4.1 Configure the compute system

Snakemake can run locally, on a compute cluster, or on the cloud. If you want to run on a cluster, you'll need to obtain an appropriate job submission script. Such a script that works for a PBS-Pro cluster can be found under snakemake/util/pbs_qsub_snakemake_wrapper.py, but if you run on a different system, you might need to modify this script. See here for more information on cluster execution and here for cloud execution.

4.2 Configure the workflow

You'll need to configure the inputs and outputs of the pipeline. To reproduce the analysis described in the manuscript, just copy the two configuration files (yml and tsv) under snakemake/config/, and adjust the paths according to your file system.

4.3 Run the workflow

The specific command you'll need for running the workflow depends on your working environment, but it will probably look something like this (assuming cluster execution):

conda activate gene_structure_evolution
snakefile="gene_structure_evolution/workflow/Snakefile"
qsub_script="gene_structure_evolution/util/pbs_qsub_snakemake_wrapper.py"
job_script="gene_structure_evolution/util/jobscript.sh"
snakemake -s $snakefile --configfile gene_structure_evolution/snakemake/config/conf.yml --cluster "python $qsub_script" --latency-wait 60 --use-conda -p -j 500 --jobscript "$job_script" --rerun-incomplete --keep-going --retries 1 >out 2>err

4. Option 2: Download the snakemake workflow result

If you don't want to run the workflow yourself, you can just download a pre-prepared result:

wget https://datadryad.org/stash/downloads/file_stream/2894646
tar -zxvf RESULT.tar.gz

5. Run the jupyter notebooks

The notebooks contain post-analysis code which produces the final results, tables, and figures.
Make sure you are in the right location and have the project environment activated:

cd gene_structure_evolution
conda activate gene_structure_evolution

Next, you need to start the jupyter server.

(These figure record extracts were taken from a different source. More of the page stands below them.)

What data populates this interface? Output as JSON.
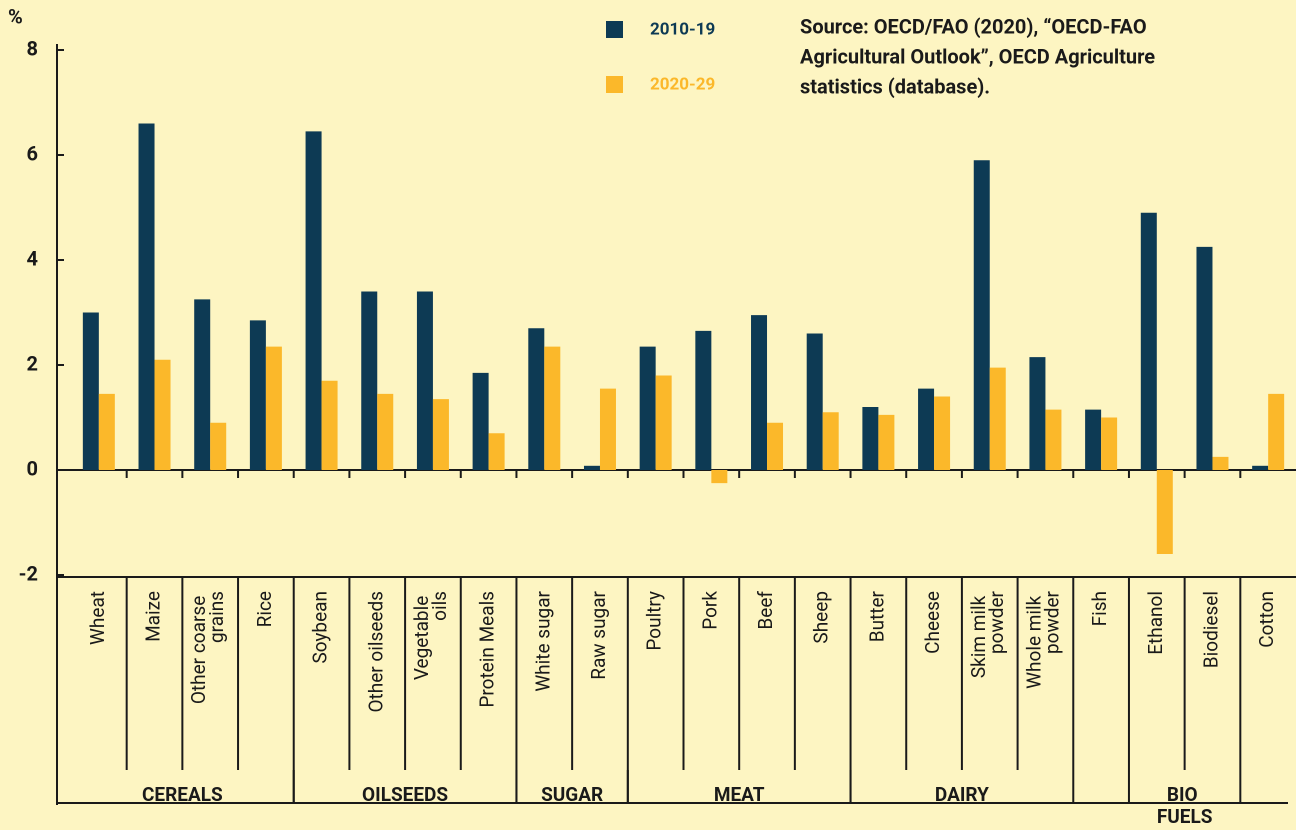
{
  "chart_data": {
    "type": "bar",
    "y_axis_label": "%",
    "source": [
      "Source: OECD/FAO (2020), “OECD-FAO",
      "Agricultural Outlook”, OECD Agriculture",
      "statistics (database)."
    ],
    "categories": [
      "Wheat",
      "Maize",
      "Other coarse grains",
      "Rice",
      "Soybean",
      "Other oilseeds",
      "Vegetable oils",
      "Protein Meals",
      "White sugar",
      "Raw sugar",
      "Poultry",
      "Pork",
      "Beef",
      "Sheep",
      "Butter",
      "Cheese",
      "Skim milk powder",
      "Whole milk powder",
      "Fish",
      "Ethanol",
      "Biodiesel",
      "Cotton"
    ],
    "category_groups": [
      "CEREALS",
      "CEREALS",
      "CEREALS",
      "CEREALS",
      "OILSEEDS",
      "OILSEEDS",
      "OILSEEDS",
      "OILSEEDS",
      "SUGAR",
      "SUGAR",
      "MEAT",
      "MEAT",
      "MEAT",
      "MEAT",
      "DAIRY",
      "DAIRY",
      "DAIRY",
      "DAIRY",
      null,
      "BIO FUELS",
      "BIO FUELS",
      null
    ],
    "series": [
      {
        "name": "2010-19",
        "color": "#0d3a54",
        "values": [
          3.0,
          6.6,
          3.25,
          2.85,
          6.45,
          3.4,
          3.4,
          1.85,
          2.7,
          0.08,
          2.35,
          2.65,
          2.95,
          2.6,
          1.2,
          1.55,
          5.9,
          2.15,
          1.15,
          4.9,
          4.25,
          0.08
        ]
      },
      {
        "name": "2020-29",
        "color": "#fbb82a",
        "values": [
          1.45,
          2.1,
          0.9,
          2.35,
          1.7,
          1.45,
          1.35,
          0.7,
          2.35,
          1.55,
          1.8,
          -0.25,
          0.9,
          1.1,
          1.05,
          1.4,
          1.95,
          1.15,
          1.0,
          -1.6,
          0.25,
          1.45
        ]
      }
    ],
    "ylim": [
      -2,
      8
    ],
    "yticks": [
      -2,
      0,
      2,
      4,
      6,
      8
    ]
  }
}
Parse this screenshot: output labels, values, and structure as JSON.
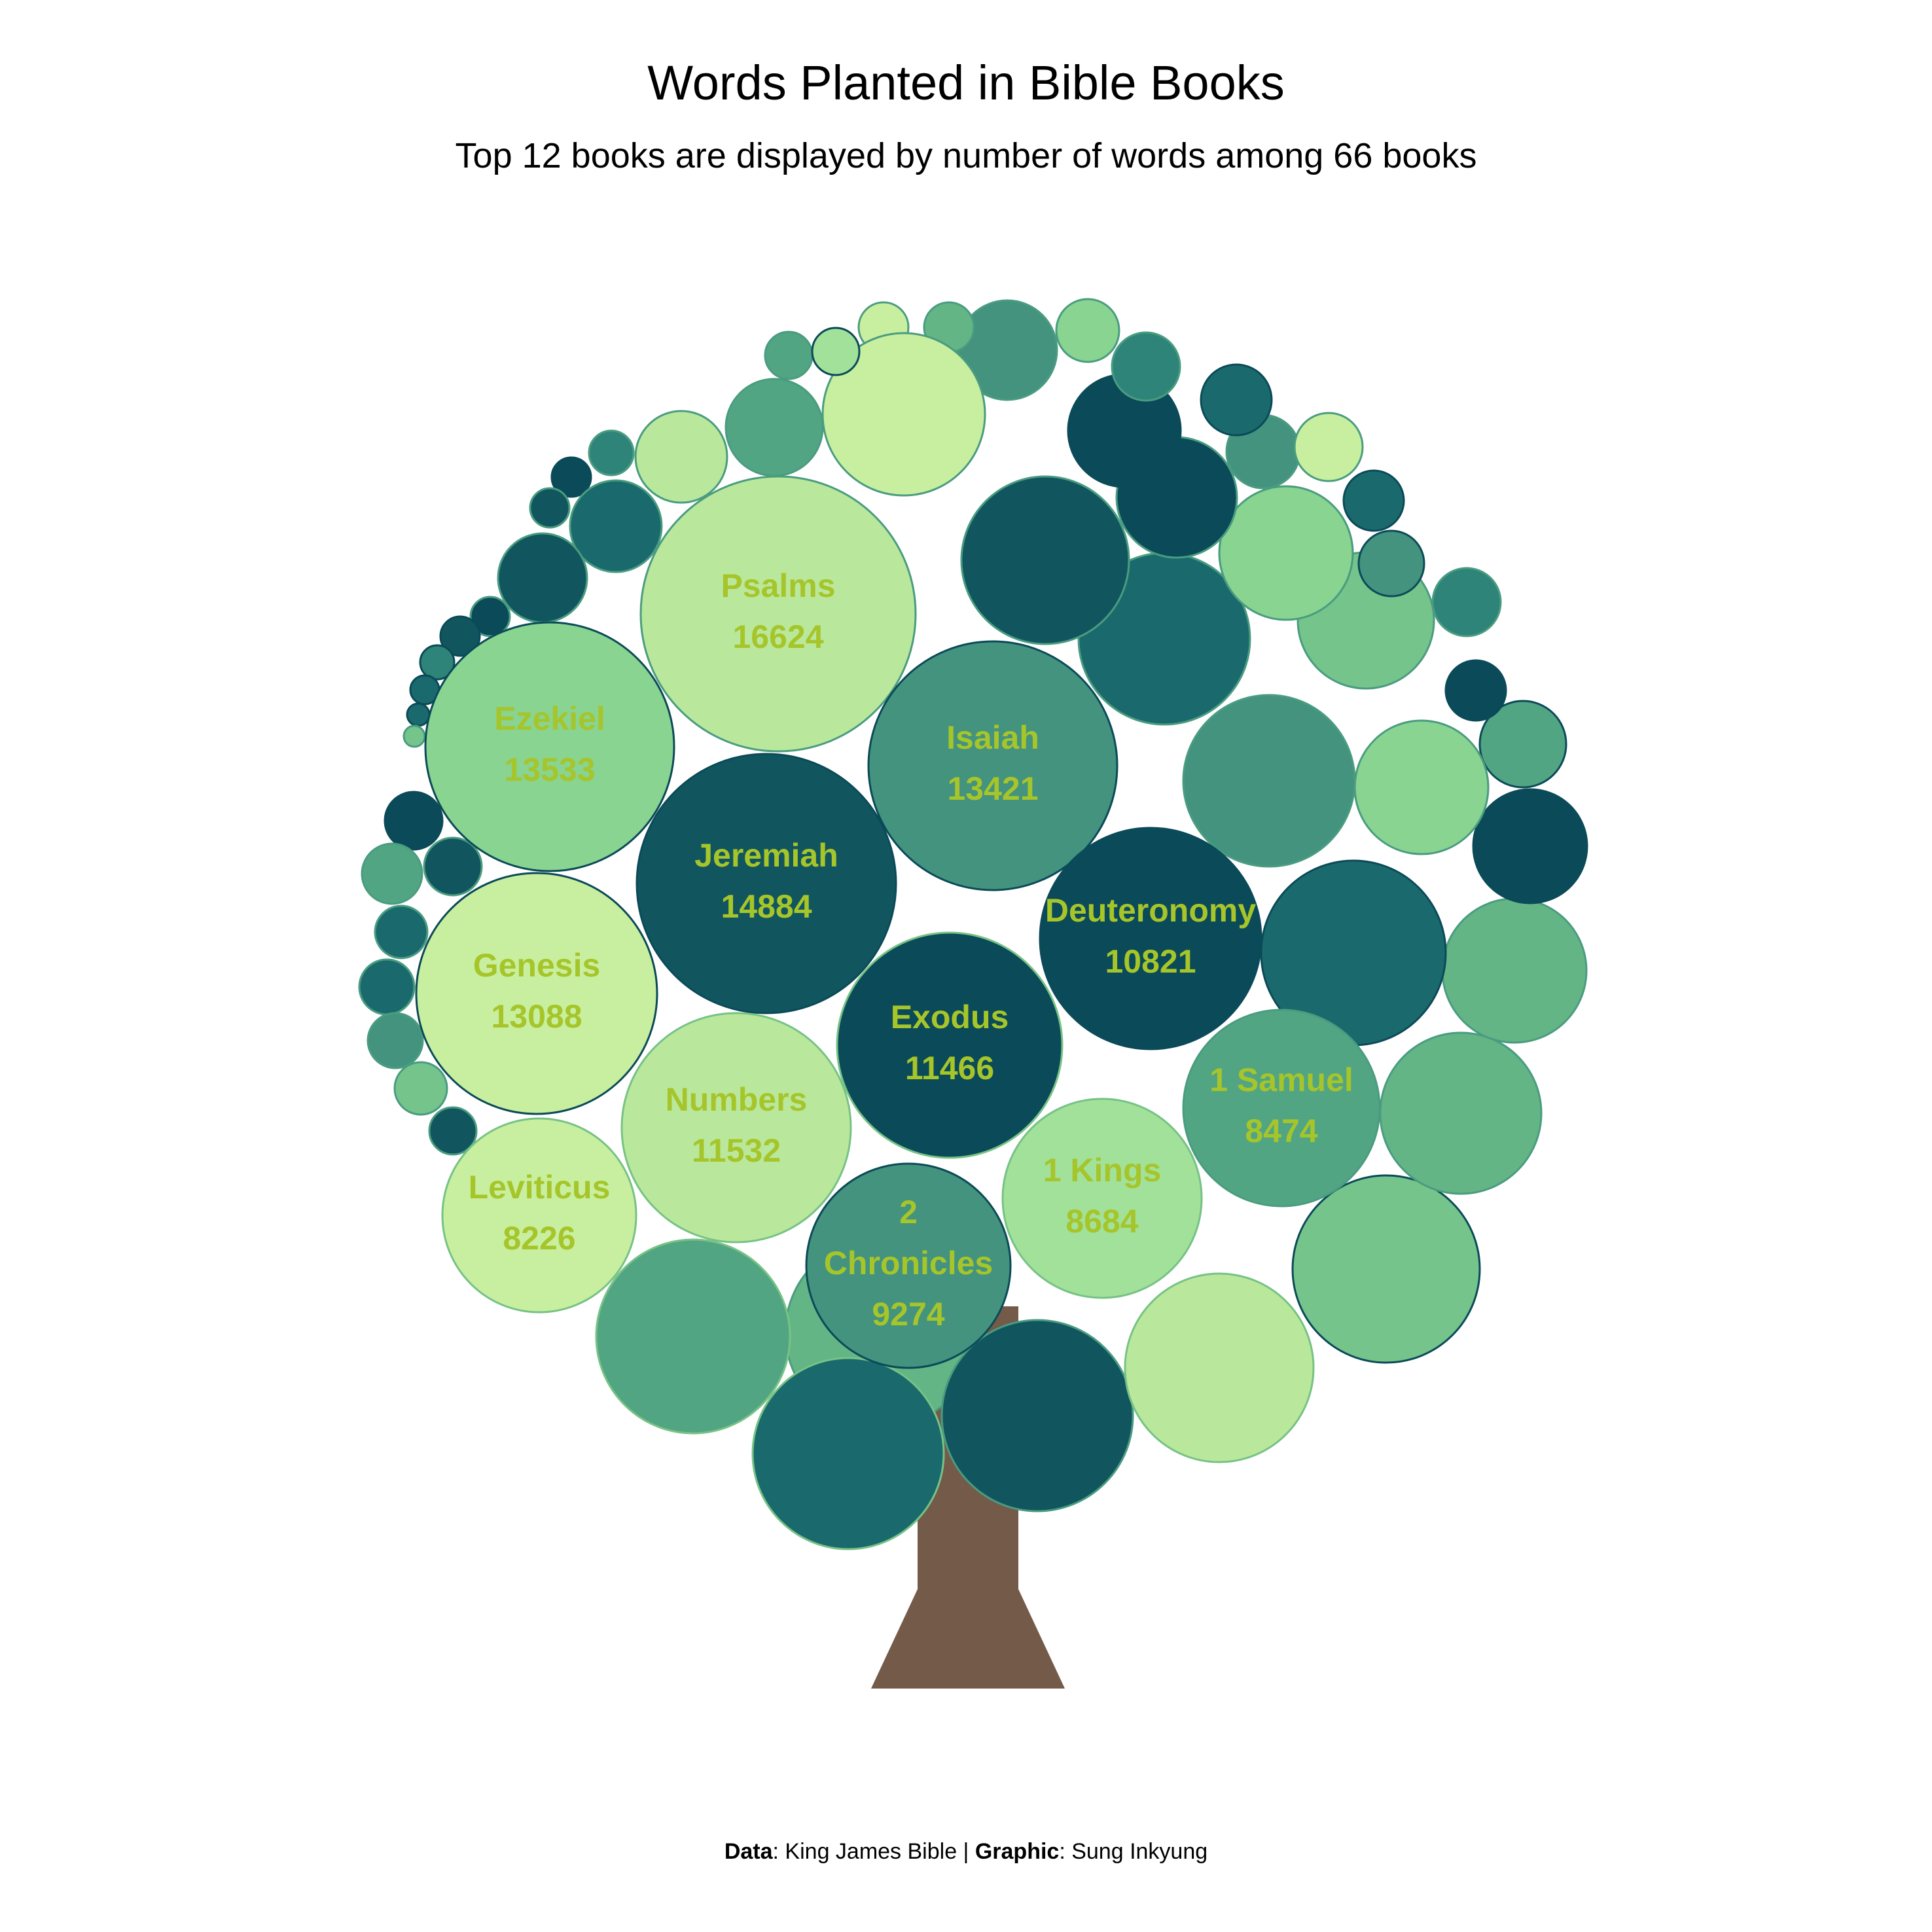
{
  "chart_data": {
    "type": "packed-circles",
    "title": "Words Planted in Bible Books",
    "subtitle": "Top 12 books are displayed by number of words among 66 books",
    "label_color": "#a6c52a",
    "trunk_color": "#745a49",
    "highlighted": [
      {
        "book": "Psalms",
        "words": 16624
      },
      {
        "book": "Jeremiah",
        "words": 14884
      },
      {
        "book": "Ezekiel",
        "words": 13533
      },
      {
        "book": "Isaiah",
        "words": 13421
      },
      {
        "book": "Genesis",
        "words": 13088
      },
      {
        "book": "Numbers",
        "words": 11532
      },
      {
        "book": "Exodus",
        "words": 11466
      },
      {
        "book": "Deuteronomy",
        "words": 10821
      },
      {
        "book": "2 Chronicles",
        "words": 9274
      },
      {
        "book": "1 Kings",
        "words": 8684
      },
      {
        "book": "1 Samuel",
        "words": 8474
      },
      {
        "book": "Leviticus",
        "words": 8226
      }
    ]
  },
  "caption": {
    "data_label": "Data",
    "data_value": ": King James Bible | ",
    "graphic_label": "Graphic",
    "graphic_value": ": Sung Inkyung"
  }
}
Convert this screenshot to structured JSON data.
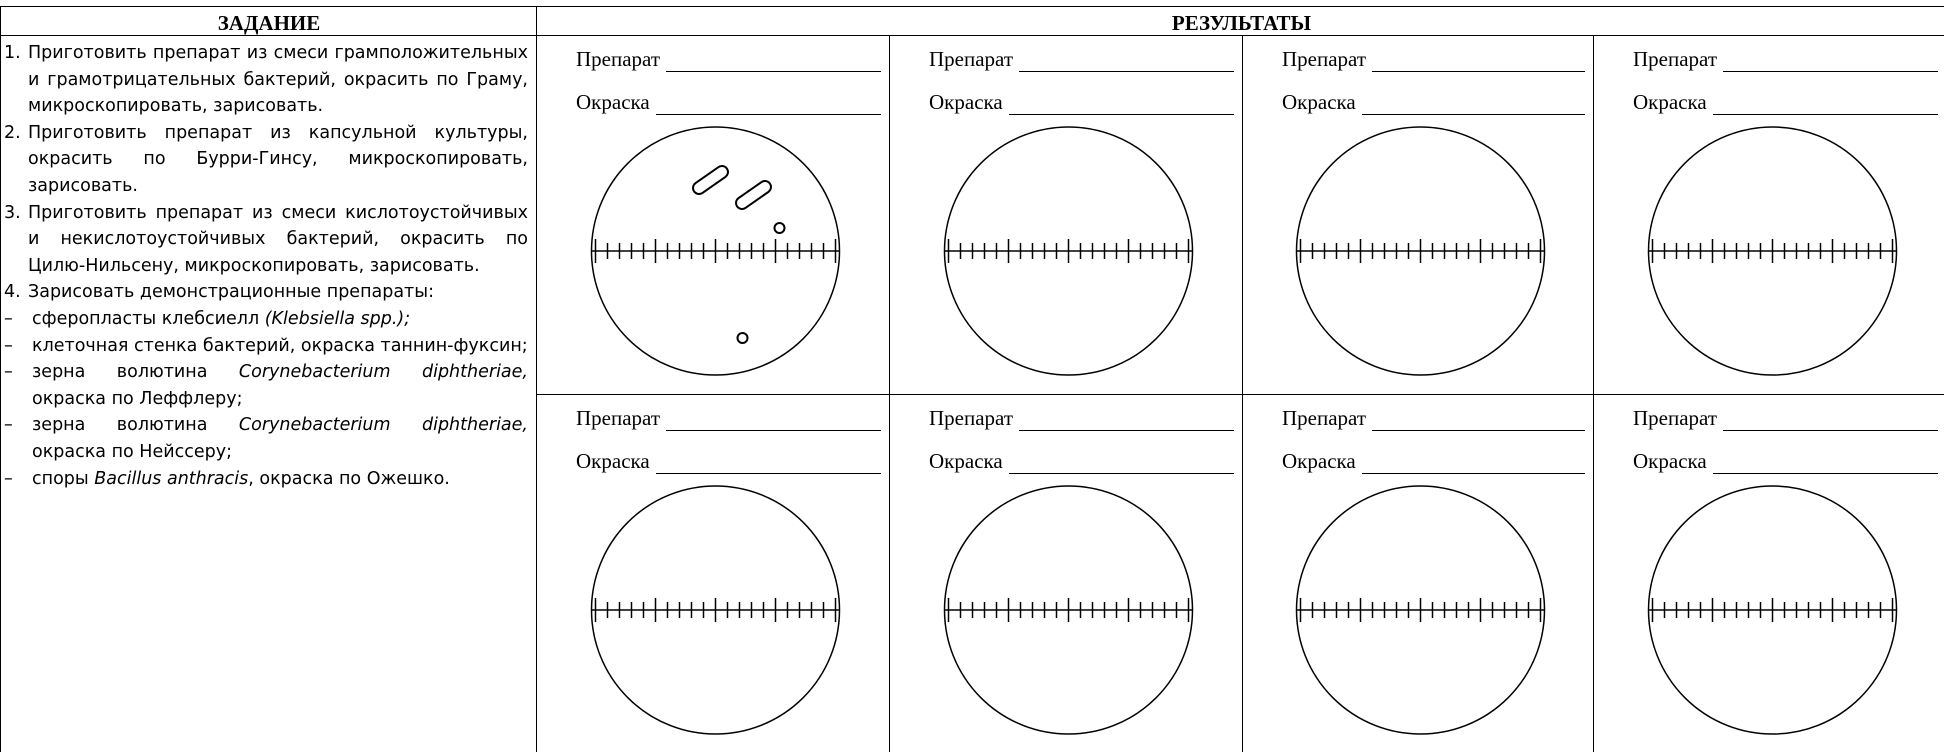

The basic command is jupyter lab, howevr it may change depending on your computing environment. For example, if you are accessing the jupyter server on a remote machine, you may need to use some form of port-forwarding (see e.g. here).
Once you have the server running, access it with a web browser. Navigate to notebooks/, and run first notebook1.R.ipynb, then notebook2.py.ipynb. In each of them, you'll need to set the value of the variable snakemake_result_dir to the path of your Snakemake result.